Vail power supplier seeks boost in renewable energy
EAGLE COUNTY, Colorado – The power company that serves Eagle County is trying to significantly boost the amount of renewables in its power mix by enlisting help from entrepreneurs.
Holy Cross Energy issued a request for proposals this week for up to 10 megawatts of generation from renewable sources. It wants proposals submitted by Jan. 31, 2011.
The power sources must be located within the Holy Cross service area, which includes the Roaring Fork and Eagle valleys and the Interstate 70 corridor west of Glenwood Springs. Realistically, any proposals will likely be for solar farms, biomass plants and hydro-electric projects, said Del Worley, Holy Cross CEO. A wind farm of significant size probably isn’t feasible in the area at this time, he said.
Holy Cross has won acclaim for its “green” programs and is regarded as a leader among small utilities. Between 9 and 10 percent of its current power mix comes from renewable sources, Worley said. If the full 10 megawatts of additional renewable energy being sought is provided, that would boost its green power by about 5 percent, he said.
In addition, the company put out a separate request for proposals in June that sought up to one megawatt of solar power specifically.

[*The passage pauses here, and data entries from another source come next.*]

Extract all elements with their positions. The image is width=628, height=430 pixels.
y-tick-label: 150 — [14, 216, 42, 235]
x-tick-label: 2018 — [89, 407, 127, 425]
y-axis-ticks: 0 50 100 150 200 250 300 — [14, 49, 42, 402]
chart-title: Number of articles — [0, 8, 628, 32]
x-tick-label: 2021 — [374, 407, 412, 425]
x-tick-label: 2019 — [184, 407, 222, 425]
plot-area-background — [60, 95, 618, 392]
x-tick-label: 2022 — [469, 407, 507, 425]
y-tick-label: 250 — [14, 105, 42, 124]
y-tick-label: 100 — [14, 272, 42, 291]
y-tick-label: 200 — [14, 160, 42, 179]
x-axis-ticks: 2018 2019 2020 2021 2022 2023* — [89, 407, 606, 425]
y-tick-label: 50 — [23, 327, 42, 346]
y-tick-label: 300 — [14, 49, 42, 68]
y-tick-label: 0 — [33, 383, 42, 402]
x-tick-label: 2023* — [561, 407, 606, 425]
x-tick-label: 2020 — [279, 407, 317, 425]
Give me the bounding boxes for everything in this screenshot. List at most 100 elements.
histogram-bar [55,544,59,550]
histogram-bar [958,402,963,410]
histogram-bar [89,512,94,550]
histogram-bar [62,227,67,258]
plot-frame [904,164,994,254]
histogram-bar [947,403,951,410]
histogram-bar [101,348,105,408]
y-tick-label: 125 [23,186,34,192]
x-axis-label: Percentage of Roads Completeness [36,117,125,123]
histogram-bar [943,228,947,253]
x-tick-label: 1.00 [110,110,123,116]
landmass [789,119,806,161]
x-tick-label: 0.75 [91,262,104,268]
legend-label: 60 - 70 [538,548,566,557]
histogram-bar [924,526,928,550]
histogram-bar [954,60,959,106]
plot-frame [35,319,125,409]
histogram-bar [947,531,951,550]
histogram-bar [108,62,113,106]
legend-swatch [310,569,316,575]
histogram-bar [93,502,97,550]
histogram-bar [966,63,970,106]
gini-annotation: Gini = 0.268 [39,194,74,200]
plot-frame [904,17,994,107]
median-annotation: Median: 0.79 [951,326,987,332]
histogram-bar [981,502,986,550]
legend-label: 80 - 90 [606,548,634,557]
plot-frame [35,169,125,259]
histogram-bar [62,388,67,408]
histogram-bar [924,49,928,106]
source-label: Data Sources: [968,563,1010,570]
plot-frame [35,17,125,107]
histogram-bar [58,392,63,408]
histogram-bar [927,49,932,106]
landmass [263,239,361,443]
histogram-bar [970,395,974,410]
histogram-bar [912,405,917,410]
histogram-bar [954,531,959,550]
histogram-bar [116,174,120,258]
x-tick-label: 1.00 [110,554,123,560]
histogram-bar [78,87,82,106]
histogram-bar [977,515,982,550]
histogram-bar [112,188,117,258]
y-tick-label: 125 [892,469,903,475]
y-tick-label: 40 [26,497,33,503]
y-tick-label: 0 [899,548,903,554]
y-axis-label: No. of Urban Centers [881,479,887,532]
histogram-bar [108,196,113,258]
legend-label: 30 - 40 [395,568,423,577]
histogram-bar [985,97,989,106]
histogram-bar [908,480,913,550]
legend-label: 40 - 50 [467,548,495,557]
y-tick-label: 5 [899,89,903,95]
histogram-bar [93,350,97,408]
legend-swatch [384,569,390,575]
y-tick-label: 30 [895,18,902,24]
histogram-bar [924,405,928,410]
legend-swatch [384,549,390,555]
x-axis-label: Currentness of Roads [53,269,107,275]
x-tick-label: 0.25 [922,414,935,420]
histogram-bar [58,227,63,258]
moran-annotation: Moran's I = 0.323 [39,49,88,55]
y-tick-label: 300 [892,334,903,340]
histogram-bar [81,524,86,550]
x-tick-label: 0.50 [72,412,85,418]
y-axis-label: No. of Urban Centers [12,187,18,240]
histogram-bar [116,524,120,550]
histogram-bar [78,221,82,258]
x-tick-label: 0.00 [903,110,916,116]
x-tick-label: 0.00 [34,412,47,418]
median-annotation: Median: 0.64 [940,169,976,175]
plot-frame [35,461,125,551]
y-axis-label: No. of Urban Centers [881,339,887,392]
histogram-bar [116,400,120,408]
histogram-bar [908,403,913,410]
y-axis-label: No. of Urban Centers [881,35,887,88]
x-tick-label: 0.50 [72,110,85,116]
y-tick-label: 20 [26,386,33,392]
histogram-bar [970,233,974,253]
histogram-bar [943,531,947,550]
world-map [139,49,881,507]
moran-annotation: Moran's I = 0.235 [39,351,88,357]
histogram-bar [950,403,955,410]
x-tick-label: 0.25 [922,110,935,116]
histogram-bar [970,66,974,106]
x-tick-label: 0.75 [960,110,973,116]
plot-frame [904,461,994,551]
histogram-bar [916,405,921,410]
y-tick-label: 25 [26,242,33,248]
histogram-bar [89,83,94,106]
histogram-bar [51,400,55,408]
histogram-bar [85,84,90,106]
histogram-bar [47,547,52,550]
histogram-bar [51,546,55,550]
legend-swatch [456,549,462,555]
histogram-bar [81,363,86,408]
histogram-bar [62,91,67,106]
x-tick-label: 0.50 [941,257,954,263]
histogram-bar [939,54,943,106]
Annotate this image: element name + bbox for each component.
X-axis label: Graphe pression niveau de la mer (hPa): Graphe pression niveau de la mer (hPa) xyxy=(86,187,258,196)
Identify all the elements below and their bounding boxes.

Those proposals are due at the end of the month.
In the case of both requests for proposals, Holy Cross will sign contracts for long-term power purchases from projects it deems technologically and financially feasible.

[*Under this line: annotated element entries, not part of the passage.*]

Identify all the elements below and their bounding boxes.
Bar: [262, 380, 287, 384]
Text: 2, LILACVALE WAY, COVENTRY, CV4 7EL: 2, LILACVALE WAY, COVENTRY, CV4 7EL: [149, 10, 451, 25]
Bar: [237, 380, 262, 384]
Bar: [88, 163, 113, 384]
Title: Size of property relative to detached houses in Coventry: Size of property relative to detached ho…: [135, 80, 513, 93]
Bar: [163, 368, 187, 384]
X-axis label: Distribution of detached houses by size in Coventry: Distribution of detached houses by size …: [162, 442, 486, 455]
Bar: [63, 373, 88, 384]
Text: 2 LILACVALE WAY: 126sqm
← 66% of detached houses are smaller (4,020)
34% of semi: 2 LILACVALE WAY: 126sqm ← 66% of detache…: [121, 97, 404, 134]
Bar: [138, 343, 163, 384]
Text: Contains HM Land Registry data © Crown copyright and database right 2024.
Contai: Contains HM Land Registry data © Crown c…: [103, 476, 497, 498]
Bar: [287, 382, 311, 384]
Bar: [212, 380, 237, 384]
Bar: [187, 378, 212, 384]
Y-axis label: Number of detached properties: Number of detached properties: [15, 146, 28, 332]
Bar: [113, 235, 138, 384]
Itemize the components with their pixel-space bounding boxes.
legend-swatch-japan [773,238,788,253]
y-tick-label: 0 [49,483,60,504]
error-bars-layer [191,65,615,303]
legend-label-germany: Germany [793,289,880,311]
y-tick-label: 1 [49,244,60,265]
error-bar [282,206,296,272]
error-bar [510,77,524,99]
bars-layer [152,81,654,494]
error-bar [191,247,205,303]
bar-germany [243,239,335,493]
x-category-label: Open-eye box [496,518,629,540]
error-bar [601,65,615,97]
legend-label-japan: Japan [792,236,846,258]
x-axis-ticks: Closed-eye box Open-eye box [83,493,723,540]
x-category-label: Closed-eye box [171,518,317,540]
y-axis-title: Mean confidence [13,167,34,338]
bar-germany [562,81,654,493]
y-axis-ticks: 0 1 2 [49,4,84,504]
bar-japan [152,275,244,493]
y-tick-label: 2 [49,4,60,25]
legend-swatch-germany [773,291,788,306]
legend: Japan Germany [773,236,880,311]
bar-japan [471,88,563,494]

Worley said Holy Cross is pushing to add renewable sources to its power mix because repeated surveys show its members support renewable energy and energy efficiency, and are willing to pay more for programs that promote them. The company serves about 55,000 customers in the region.
The Holy Cross board of directors set a voluntary goal years ago of supplying 20 percent of the electricity used by its customers from renewable sources by 2015. The last two elections for Holy Cross board of directors seats have been dominated by professionals or activists in green energy fields, so the utility’s goals may become even greener.